The financier of the Wagner Group of mercenaries fighting in Ukraine, Yevgeny Prigozhin, has again criticized the Russian defense ministry for not providing his troops with enough ammunition.

Prigozhin posted a picture of dozens of bodies on his Telegram channel, which he said belonged to his troops who were allegedly killed the previous day.

Next to the image was an audio interview he gave in which he railed at the Russian defense establishment for not providing his forces with the means to fight as they suffer heavy losses in the fierce combat outside Bakhmut, in the Donetsk Oblast.

Yevgeny Prigozhin
Russian businessman Yevgeny Prigozhin at the Kremlin in Moscow in 2017. He has criticized the Russian defense establishment for not giving his Wagner mercenaries enough ammunition to fight in Ukraine. SERGEI ILNITSKY/Getty Images

"I have placed a photograph below, it is one of the places for the bodies of those who were killed yesterday," he said in an audio clip shared on the Russian social media site VKontakte. "The reason was from so-called 'shell hunger.'"

"It should have been five times less," he said in reference to the death toll as he criticized the Russian Ministry of Defence for ignoring his calls for more ammunition. He urged Russians to put pressure on the MoD to provide the Wagner Group with the ammunition it needs as it fights a harsh battle in eastern Ukraine.

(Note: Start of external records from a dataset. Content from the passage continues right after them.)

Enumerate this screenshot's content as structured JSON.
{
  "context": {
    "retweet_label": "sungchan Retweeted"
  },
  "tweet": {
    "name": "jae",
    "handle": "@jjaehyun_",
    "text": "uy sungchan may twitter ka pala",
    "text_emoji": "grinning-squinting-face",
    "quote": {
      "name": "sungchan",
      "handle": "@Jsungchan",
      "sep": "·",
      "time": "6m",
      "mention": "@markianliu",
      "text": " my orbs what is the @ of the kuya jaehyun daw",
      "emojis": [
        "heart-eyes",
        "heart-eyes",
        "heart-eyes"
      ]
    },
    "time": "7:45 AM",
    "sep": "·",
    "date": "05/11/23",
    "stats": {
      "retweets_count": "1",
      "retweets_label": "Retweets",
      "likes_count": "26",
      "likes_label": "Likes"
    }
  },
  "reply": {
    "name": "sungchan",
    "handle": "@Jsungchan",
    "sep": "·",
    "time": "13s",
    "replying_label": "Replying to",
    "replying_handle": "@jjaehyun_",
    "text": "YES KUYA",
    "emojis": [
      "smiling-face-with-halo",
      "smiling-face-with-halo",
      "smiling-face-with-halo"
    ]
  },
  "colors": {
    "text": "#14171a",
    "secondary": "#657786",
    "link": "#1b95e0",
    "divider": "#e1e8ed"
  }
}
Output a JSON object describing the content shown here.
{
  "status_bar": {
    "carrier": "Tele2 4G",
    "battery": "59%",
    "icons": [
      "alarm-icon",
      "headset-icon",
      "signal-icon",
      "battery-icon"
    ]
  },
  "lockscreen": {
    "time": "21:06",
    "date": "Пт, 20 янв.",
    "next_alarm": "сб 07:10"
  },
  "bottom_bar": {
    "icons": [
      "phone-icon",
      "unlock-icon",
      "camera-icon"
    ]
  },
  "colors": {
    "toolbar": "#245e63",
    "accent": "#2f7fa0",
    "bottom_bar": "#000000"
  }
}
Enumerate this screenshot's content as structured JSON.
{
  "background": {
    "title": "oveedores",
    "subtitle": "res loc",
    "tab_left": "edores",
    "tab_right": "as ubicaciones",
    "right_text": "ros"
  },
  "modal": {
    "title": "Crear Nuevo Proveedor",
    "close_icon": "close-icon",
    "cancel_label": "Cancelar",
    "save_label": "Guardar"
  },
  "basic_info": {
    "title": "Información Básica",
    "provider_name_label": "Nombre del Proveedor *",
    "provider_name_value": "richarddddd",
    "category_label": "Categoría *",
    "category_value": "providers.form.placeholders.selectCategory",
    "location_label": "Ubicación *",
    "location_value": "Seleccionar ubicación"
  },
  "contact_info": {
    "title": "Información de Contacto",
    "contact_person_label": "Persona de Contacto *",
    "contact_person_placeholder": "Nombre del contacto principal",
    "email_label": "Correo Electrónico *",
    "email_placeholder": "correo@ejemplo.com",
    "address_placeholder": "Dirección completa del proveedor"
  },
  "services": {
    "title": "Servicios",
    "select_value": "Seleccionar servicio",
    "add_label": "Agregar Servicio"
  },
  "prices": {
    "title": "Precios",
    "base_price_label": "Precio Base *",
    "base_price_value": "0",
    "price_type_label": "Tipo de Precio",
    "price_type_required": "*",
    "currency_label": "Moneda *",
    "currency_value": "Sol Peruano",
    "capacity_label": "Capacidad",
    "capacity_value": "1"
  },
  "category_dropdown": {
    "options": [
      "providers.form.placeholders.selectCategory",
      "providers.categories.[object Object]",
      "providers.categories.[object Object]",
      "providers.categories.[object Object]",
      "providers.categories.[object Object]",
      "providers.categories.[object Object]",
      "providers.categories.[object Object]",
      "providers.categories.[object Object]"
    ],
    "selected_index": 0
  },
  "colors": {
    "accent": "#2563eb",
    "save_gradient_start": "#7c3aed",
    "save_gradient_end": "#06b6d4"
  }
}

Prigozhin has publicly criticized generals and Kremlin officials over military failures in Ukraine since the start of the war, but he has stepped up his dispute with Russia's elite in recent times.

This week, Prigozhin accused Russia's defense minister Sergei Shoigu and other officials of "treason" for not providing Wagner with ammunition and said that those "who interfere with us trying to win this war are absolutely, directly working for the enemy."

Last week, the Wagner Group released a video of a stack of corpses to complain of ammunition shortages. Prigozhin said he would risk arrest to get his fighters more shells and bullets.

On Tuesday, the Russian defense ministry rejected Prigozhin's claims and listed the amounts of ammunition and fire cover provided to "volunteer storm units"—a reference to the paramilitary group.

It said "attempts to sow rifts" among the units of the Russian forces were counterproductive and are only aiding the enemy," according to The New York Times.

On Monday, the Institute for the Study of War (ISW) said that the Russian military command had cut off Prigozhin's access to artillery shells and heavy weaponry "as part of the effort to professionalize Russian conventional forces."

The Washington D.C.-based think tank said that Russian military command may have stripped Wagner's privileges to independently use its own artillery systems and Prigozhin is trying to portray this as a "disregard for Wagner servicemen's lives."

Newsweek has contacted the Russian defense ministry for comment.